Joe was able to reconfigure his datafind server at CIT to return only frame files from the /frame0 archive, resolving the problem I reported yesterday. As of now, the k1sum0, k1sum1, k1det0, and k1det1 machines are equipped with a Conda environment that includes gwdatafind (and an automatic pointer to Joe’s server by default). As a result, the summary pages will be able to read data directly from frames.
Summary page failures
I was able to diagnose these by looking at the condor log files, and I was able to resolve all but one of them by cleaning up various configuration files. In most cases, the issues stemmed either from typos (e.g. duplicate variables) or channels no longer being available (which I just removed).
I was also able to test a complete working example of these changes, the output of which is linked below:
http://10.68.10.87/~controls/summary/testing/day/20190827/ (requires access from the KAGRA control site)
You’ll notice this landing page now includes a percentile spectrum and full spectrograms of the DARM displacement, as well as the LSC_LOCK_SIMPLE guardian, which demonstrates FPMI lock. For those not on site, a screenshot of this is attached below.

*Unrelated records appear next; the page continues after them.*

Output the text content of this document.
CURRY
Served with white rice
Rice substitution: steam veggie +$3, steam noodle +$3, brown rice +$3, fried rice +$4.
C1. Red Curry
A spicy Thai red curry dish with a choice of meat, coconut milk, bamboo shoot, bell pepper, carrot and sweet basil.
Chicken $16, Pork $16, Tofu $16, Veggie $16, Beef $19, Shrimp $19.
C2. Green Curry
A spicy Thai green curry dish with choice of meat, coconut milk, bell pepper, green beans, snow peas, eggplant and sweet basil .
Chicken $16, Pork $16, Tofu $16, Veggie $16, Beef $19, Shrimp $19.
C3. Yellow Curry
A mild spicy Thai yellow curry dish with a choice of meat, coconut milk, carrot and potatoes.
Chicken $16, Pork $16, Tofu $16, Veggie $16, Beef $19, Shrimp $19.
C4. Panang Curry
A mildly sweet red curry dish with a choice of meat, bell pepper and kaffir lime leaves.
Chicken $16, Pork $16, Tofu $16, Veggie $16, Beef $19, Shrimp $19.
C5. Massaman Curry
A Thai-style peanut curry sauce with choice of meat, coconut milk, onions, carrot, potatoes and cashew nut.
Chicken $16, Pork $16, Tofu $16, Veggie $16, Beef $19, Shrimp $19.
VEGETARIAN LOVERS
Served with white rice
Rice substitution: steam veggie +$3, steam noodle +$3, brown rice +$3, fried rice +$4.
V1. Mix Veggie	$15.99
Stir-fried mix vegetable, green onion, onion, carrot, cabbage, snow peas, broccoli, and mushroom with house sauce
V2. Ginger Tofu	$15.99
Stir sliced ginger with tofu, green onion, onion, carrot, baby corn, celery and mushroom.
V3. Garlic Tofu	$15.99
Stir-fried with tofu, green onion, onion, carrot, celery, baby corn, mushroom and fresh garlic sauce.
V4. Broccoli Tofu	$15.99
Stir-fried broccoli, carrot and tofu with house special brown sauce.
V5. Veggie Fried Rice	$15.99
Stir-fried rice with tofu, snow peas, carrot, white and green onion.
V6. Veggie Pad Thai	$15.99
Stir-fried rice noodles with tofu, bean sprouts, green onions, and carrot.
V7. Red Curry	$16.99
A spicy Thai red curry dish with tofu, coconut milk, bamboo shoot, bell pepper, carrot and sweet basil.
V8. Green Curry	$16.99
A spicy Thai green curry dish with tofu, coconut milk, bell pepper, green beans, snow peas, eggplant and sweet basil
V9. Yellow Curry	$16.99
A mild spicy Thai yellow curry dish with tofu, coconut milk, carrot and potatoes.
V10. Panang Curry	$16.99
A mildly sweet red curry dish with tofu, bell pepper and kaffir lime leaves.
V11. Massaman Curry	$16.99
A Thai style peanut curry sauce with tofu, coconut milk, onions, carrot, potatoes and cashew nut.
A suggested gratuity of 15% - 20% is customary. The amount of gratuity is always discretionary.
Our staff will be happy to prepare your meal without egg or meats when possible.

A few things to note about this
(1) There is a problem with the way the LSC_LOCK_SIMPLE guardian is written to frames, more on this later. (2) There is now a “Home” button linking back to the top-level daily KAGRA summary. (3) I was able to compute spectra without issue, so I don’t think there are any fundamental memory limitations. I am cautiously optimistic that the actual problem with these was caused by things like missing channels, and that it has been resolved by the work reported above. I suppose time will (quickly) tell. (4) All of this would be much easier to be notified of, diagnose, and fix if it were connected to Nagios. We should think carefully about this and, if possible, work out whether to allow the Nagios server to access k1sum0 (or set one up ourselves?).
I haven’t changed any of the production configurations yet, since I prefer to give you a chance to look this over first. Tomorrow I will continue to dig into this and try to resolve one remaining configuration issue and add more automated tools, like the check for software saturations. We can touch base about it then as Keiko will be back in the office.
Channel list configuration
In LIGO we maintain a master (or “standard”) list of channels for various DetChar analyses. We find that this is enormously useful — even critical — in keeping track of which channels couple into DARM, which ones can be analyzed at ultra low frequency (< 1 Hz), which ones are available to analyze in the first place, etc. This standard list is then used to produce the production run configurations for Omicron, Omega scans, Hveto, and other tools.
Siddharth painstakingly went through your commissioning frames today using FrameCPP, a frame reading library that I’ll want to show you how to use. Sidd was able to collect all sufficiently fast channels (sampled at > 64 Hz) and organize them into a first draft of a KAGRA standard channel list. He’s opened a merge request in our repository here:
Once this goes in, we’ll be able to organize and control the Omicron, Omega scan, and Hveto run configurations with greater precision using the tools we’ve developed on the LIGO side.
Finally, I promised to explain the issue I found with this guardian channel, which collects the status of FPMI lock for the interferometer. In general, guardian channels are 16 Hz timeseries records whose value at each sample is an integer indicating a state in the interferometer, e.g., 16 corresponding to FPRMI lock, 15 for transitioning to REFL17, etc. This particular channel, however, is stored as small floats on the order of 1e-5 or so. I noticed that if I divide out the channel by 6.103e-5 (a number very suspiciously close to 1/16384), then I can convert it back to the normal integer representation.
I suspect something has gone wrong in the frame writer with this channel, which will need to be corrected. DataViewer in the control room shows the guardian state as normal (i.e., with integers), so the problem only exists in frame files. For the time being, I’m able to work around this in the summary pages by configuring this channel to apply a lambda function rescaling it to the correct value.
Comments from Joe
One minor correct to Alex's report.
My tweaks were to the datafind server at Kagra not CIT. This fixed a BIG problem with ldvw. LDVW, datafind and NDS (same machine) had been configured with the wrong frame file servers.